An exampl erun could look like:
> nextflow run main.nf -with-conda /my/envs/metagenomics -resume \
                        --data_dir=./data --single_end=false --refs=/my/references \
                        --read_length=150

General options:
  --data_dir [str]              The main data directory for the analysis (must contain `raw`).
  --read_length [str]           The length of the reads.
  --single_end [bool]           Specifies that the input is single-end reads.
  --threads [int]               The maximum number of threads a single process can use.
                                This is not the same as the maximum number of total threads used.
Reference DBs:
  --refs [str]                  Folder in which to find references DBs.
  --eggnogg_refs [str]          Where to find EGGNOG references. Defaults to <refs>/eggnog.
  --kraken2_db [str]            Where to find the Kraken2 reference. Defaults to <refs>/kraken2_default.
  --kraken2_mem [str]           The maximum amount of memory for Kraken2. If not set will choose this automatically
                                based on the database size. Thus, only use to limit Kraken2 to less memory.
Quality filter:
  --trim_front [str]            How many bases to trim from the 5' end of each read.
  --min_length [str]            Minimum accepted length for a read.
  --quality_threshold [str]     Smallest acceptable average quality.
  --threshold [str]             Smallest abundance threshold used by Kraken.

Assembly:
  --contig_length [int]         Minimum length of a contig.
  --identity [double]           Minimum average nucleotide identity.
  --overlap [double]            Minimum required overlap between contigs.

Taxonomic classification:
  --batchsize [int]             The batch size for Kraken2 jobs.

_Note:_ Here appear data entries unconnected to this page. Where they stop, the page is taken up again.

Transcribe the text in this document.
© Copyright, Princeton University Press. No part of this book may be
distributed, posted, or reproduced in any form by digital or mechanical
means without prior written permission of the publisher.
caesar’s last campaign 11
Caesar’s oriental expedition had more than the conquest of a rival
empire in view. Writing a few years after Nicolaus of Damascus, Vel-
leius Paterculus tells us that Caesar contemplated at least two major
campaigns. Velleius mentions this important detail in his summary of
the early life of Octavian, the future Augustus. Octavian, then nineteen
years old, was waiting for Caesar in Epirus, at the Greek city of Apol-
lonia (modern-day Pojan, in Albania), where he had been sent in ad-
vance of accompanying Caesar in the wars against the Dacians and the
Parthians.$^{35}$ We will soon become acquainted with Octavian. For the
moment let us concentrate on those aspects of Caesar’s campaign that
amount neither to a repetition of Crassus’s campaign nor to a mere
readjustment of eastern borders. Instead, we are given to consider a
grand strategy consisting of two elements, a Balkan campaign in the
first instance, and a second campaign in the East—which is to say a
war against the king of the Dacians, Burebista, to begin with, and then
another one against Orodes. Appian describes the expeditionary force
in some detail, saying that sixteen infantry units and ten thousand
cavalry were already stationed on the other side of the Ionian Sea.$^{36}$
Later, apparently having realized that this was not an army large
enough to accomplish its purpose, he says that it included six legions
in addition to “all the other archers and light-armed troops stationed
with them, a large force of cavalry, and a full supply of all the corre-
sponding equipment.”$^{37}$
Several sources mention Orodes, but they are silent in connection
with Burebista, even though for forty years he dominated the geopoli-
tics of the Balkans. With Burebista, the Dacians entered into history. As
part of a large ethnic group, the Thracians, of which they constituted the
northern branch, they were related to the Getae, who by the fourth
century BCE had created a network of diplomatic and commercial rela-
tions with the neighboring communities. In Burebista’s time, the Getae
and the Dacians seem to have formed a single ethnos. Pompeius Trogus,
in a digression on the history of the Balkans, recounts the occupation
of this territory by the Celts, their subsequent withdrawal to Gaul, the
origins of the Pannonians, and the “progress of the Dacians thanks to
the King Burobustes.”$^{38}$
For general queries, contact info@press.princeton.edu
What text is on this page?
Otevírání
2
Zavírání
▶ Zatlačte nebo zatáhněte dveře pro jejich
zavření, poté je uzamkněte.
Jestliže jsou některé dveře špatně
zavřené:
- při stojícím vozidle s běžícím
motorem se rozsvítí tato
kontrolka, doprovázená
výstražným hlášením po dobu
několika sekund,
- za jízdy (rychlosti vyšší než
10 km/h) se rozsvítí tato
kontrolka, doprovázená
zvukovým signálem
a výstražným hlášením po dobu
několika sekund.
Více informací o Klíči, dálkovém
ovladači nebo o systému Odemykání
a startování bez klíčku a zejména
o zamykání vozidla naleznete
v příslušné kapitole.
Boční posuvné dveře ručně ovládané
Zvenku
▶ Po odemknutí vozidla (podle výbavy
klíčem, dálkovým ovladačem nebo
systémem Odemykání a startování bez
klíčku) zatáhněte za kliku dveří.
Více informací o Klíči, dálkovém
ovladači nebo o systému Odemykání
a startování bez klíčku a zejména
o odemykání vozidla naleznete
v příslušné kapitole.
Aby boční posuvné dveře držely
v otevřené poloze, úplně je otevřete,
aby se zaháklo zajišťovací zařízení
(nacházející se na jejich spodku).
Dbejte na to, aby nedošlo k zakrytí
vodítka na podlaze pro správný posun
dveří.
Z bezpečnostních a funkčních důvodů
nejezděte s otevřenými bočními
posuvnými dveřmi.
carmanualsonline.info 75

See documentation
                                for more info. Should be 1 on single machine setups
                                and much larger than one on HPC setups.
  --kraken2_mem [int]           Maximum memory in GB to use for Kraken2. If not set
                                this will be determined automatically from the database.
                                So, only set this if you want to overwrite the automatic
                                detection.

Additional workflows can be run after the basic workflow has finished.

Tip

On HPC systems we recommend to set the --batchsize option to something close to the number of samples unless you either have lots (>1000) or problematic samples.

See concepts for more info on batches.